Foi pouco tempo depois que eu e a b. nos mudamos para esse apartamento. Quero dizer, foi uns dias depois que ela cortou o cabelo bem curto, tinha acabado de passar a máquina quatro e estávamos jantando quando ela comentou comigo que tinha encontrado um fio de cabelo comprido e ondulado e meio loiro talvez, dentro do tanque, naquela mesma tarde.
No dia seguinte veio me contando a mesma estória, sobre outro fio de cabelo que aparecera do nada, no box do banheiro.
Juro que no começo cheguei a pensar que fosse alguma crise de ciúme ou coisa assim, mas a b. insistia que não tinha desconfiança alguma da minha pessoa, ao invés disso, acreditava que os tais fios de cabelo brotavam de algum santo milagre ou de alguma maldição demoníaca na casa. Pedi então, para que ela guardasse os fios que encontrara e me mostrasse depois, queria ver para ter a certeza de que não eram mesmo fios conhecidos, quero dizer, cabelos de pessoas conhecidas.

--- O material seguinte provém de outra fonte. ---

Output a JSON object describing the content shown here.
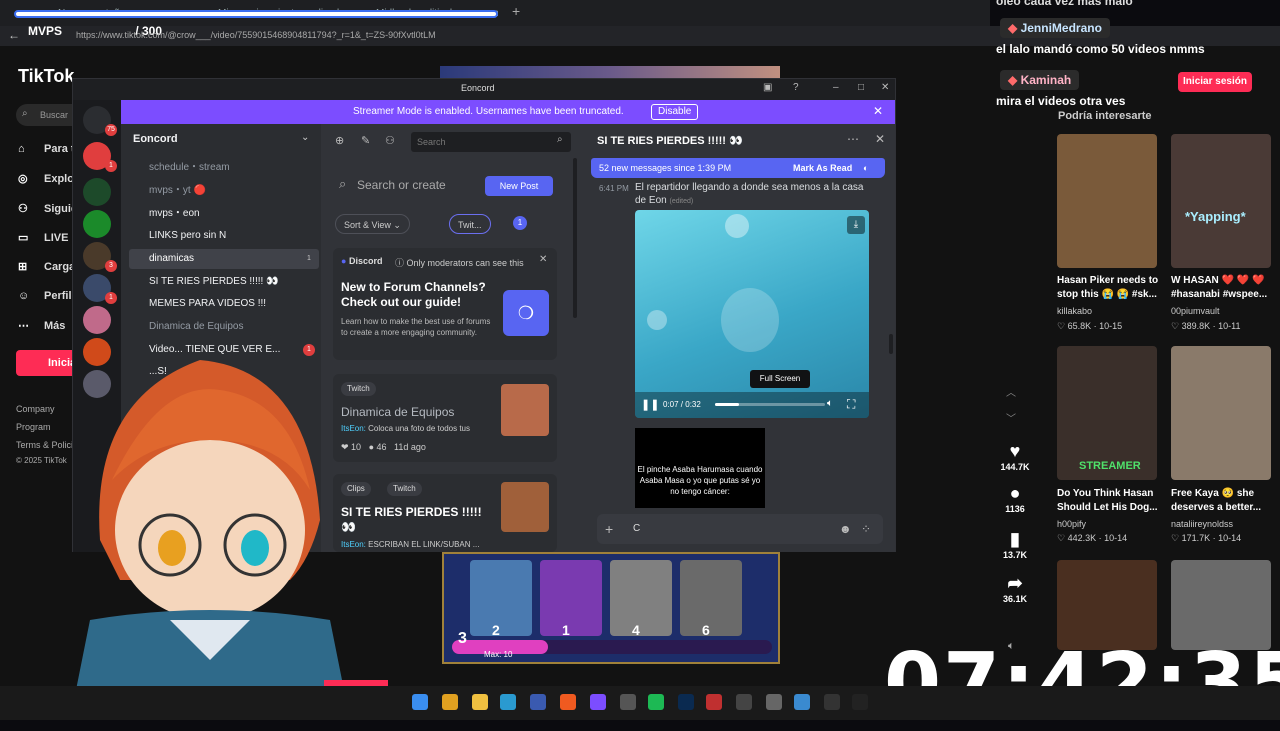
{
  "browser": {
    "tabs": [
      "Nuevo pestaña",
      "Mi maquinamiento explicado",
      "Midlands political movement"
    ],
    "overlay_text": "MVPS ",
    "overlay_count": "/ 300",
    "url": "https://www.tiktok.com/@crow___/video/7559015468904811794?_r=1&_t=ZS-90fXvtl0tLM"
  },
  "tiktok": {
    "logo": "TikTok",
    "search_placeholder": "Buscar",
    "nav": [
      {
        "icon": "home-icon",
        "label": "Para ti"
      },
      {
        "icon": "compass-icon",
        "label": "Explorar"
      },
      {
        "icon": "following-icon",
        "label": "Siguiendo"
      },
      {
        "icon": "live-icon",
        "label": "LIVE"
      },
      {
        "icon": "upload-icon",
        "label": "Cargar"
      },
      {
        "icon": "profile-icon",
        "label": "Perfil"
      },
      {
        "icon": "more-icon",
        "label": "Más"
      }
    ],
    "login_button": "Iniciar",
    "footer": [
      "Company",
      "Program",
      "Terms & Policies",
      "© 2025 TikTok"
    ],
    "header_login": "Iniciar sesión",
    "suggested_heading": "Podría interesarte",
    "actions": [
      {
        "icon": "heart-icon",
        "count": "144.7K"
      },
      {
        "icon": "comment-icon",
        "count": "1136"
      },
      {
        "icon": "bookmark-icon",
        "count": "13.7K"
      },
      {
        "icon": "share-icon",
        "count": "36.1K"
      }
    ],
    "suggestions": [
      {
        "title": "Hasan Piker needs to stop this 😭 😭 #sk...",
        "author": "killakabo",
        "views": "65.8K",
        "date": "10-15",
        "caption": "",
        "color": "#7a5a3a"
      },
      {
        "title": "W HASAN ❤️ ❤️ ❤️ #hasanabi #wspee...",
        "author": "00piumvault",
        "views": "389.8K",
        "date": "10-11",
        "caption": "*Yapping*",
        "color": "#4a3a36"
      },
      {
        "title": "Do You Think Hasan Should Let His Dog...",
        "author": "h00pify",
        "views": "442.3K",
        "date": "10-14",
        "caption": "STREAMER",
        "color": "#3a2f2a"
      },
      {
        "title": "Free Kaya 🥺 she deserves a better...",
        "author": "nataliireynoldss",
        "views": "171.7K",
        "date": "10-14",
        "caption": "",
        "color": "#8a7a6a"
      }
    ]
  },
  "stream_chat": [
    {
      "name": "",
      "message": "oleo cada vez más malo"
    },
    {
      "name": "JenniMedrano",
      "message": "el lalo mandó como 50 videos nmms"
    },
    {
      "name": "Kaminah",
      "message": "mira el videos otra ves"
    }
  ],
  "eoncord": {
    "window_title": "Eoncord",
    "banner_text": "Streamer Mode is enabled. Usernames have been truncated.",
    "banner_button": "Disable",
    "server_name": "Eoncord",
    "channels": [
      {
        "label": "schedule・stream",
        "badge": ""
      },
      {
        "label": "mvps・yt 🔴",
        "badge": ""
      },
      {
        "label": "mvps・eon",
        "badge": ""
      },
      {
        "label": "LINKS pero sin N",
        "badge": ""
      },
      {
        "label": "dinamicas",
        "badge": "1"
      },
      {
        "label": "SI TE RIES PIERDES !!!!! 👀",
        "badge": ""
      },
      {
        "label": "MEMES PARA VIDEOS !!!",
        "badge": ""
      },
      {
        "label": "Dinamica de Equipos",
        "badge": ""
      },
      {
        "label": "Video... TIENE QUE VER E...",
        "badge": "1"
      },
      {
        "label": "...S!",
        "badge": ""
      }
    ],
    "server_badges": [
      "75",
      "1",
      "3",
      "1"
    ],
    "forum": {
      "search_placeholder": "Search",
      "search_or_create": "Search or create",
      "new_post": "New Post",
      "sort_view": "Sort & View",
      "filter_tag": "Twit...",
      "filter_count": "1",
      "notice_label": "Discord",
      "notice_text": "Only moderators can see this",
      "guide_title": "New to Forum Channels? Check out our guide!",
      "guide_body": "Learn how to make the best use of forums to create a more engaging community.",
      "posts": [
        {
          "tags": [
            "Twitch"
          ],
          "title": "Dinamica de Equipos",
          "author": "ItsEon:",
          "preview": "Coloca una foto de todos tus",
          "reactions": "10",
          "comments": "46",
          "time": "11d ago"
        },
        {
          "tags": [
            "Clips",
            "Twitch"
          ],
          "title": "SI TE RIES PIERDES !!!!! 👀",
          "author": "ItsEon:",
          "preview": "ESCRIBAN EL LINK/SUBAN ..."
        }
      ]
    },
    "thread": {
      "title": "SI TE RIES PIERDES !!!!! 👀",
      "new_messages": "52 new messages since 1:39 PM",
      "mark_read": "Mark As Read",
      "timestamp": "6:41 PM",
      "message": "El repartidor llegando a donde sea menos a la casa de Eon",
      "edited": "(edited)",
      "video_time": "0:07 / 0:32",
      "video_progress": 0.22,
      "tooltip": "Full Screen",
      "second_video_text": "El pinche Asaba Harumasa cuando Asaba Masa o yo que putas sé yo no tengo cáncer:",
      "input_value": "C"
    }
  },
  "game": {
    "cards": [
      "2",
      "1",
      "4",
      "6"
    ],
    "elixir": "3",
    "elixir_max": "Max: 10"
  },
  "clock": "07:42:35"
}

Dois dias depois ela veio com um fio – Não disse. Eles brotam do chão! – ela falou enquanto eu examinava aquele fino objeto (objeto?) em minhas mãos. Tratava-se realmente de um cabelo do tipo que ela me havia descrito, com o mesmo cheiro e tudo. Pensei um minuto e então devolvi aquilo para ela – É mesmo uma estória muito estranha! – caminhei então em direção à igreja. Contei o caso para o padre que prometeu visitar-nos na semana seguinte. E ele veio e trouxe um grupo de meninos que talvez fossem coroinhas, todos carregavam grandes varetas de incenso e cantam músicas ou rezavam, enquanto eu e a b. enchíamos nossa mesa com dezenas de fios de cabelo bem embaixo da nossa cruz, na parede branca da nossa casa azul. Por fim o padre benzeu cada cômodo e depois benzeu cada pessoa ali presente. Fez um breve discurso e logo sacou de uma maleta um pequeno martelo e uma estaca, foi até o banheiro e começou a bater com aquilo no chão, perto do ralo. Eu e a b. ficamos parados na porta, não tínhamos noção do que dizer naquela hora, os coroinhas também vieram e ficaram parados atrás da gente, podíamos sentir o cheiro de incenso e leite ninho – Só mais um minuto! – o padre avisou-nos depois de uns cinco minutos. Continuava batendo aquela estaca no chão do banheiro, quebrando todo o piso em volta do ralo. Depois, quando um buraco estava bem aparente, tirou o ralo, desconectou a parte de cima do cano e puxou uns tufos grandes de cabelo lá de dentro – Acho que encontrei o problema! – ele disse com certo ar triunfante, ao que todos os coroinhas, sem exceção nenhuma – e devia ser mais de vinte – começaram a orar em voz baixa ou talvez fosse um canto em esperanto no momento exato em que a b. se abaixava e ajoelhada erguia as mãos aos céus agradecendo sabe-se lá deus o quê.
E então eu tive que voltar para a sala, antes disse passei pela cozinha e peguei uma lata de cerveja, talvez estivesse começando um jogo de futebol na televisão, vai saber. A única coisa que eu tinha certeza agora era que esse negócio de padres, coroinhas e aparições santas ou fantasmagóricas nada tinha a ver comigo, definitivamente, muito menos com elas.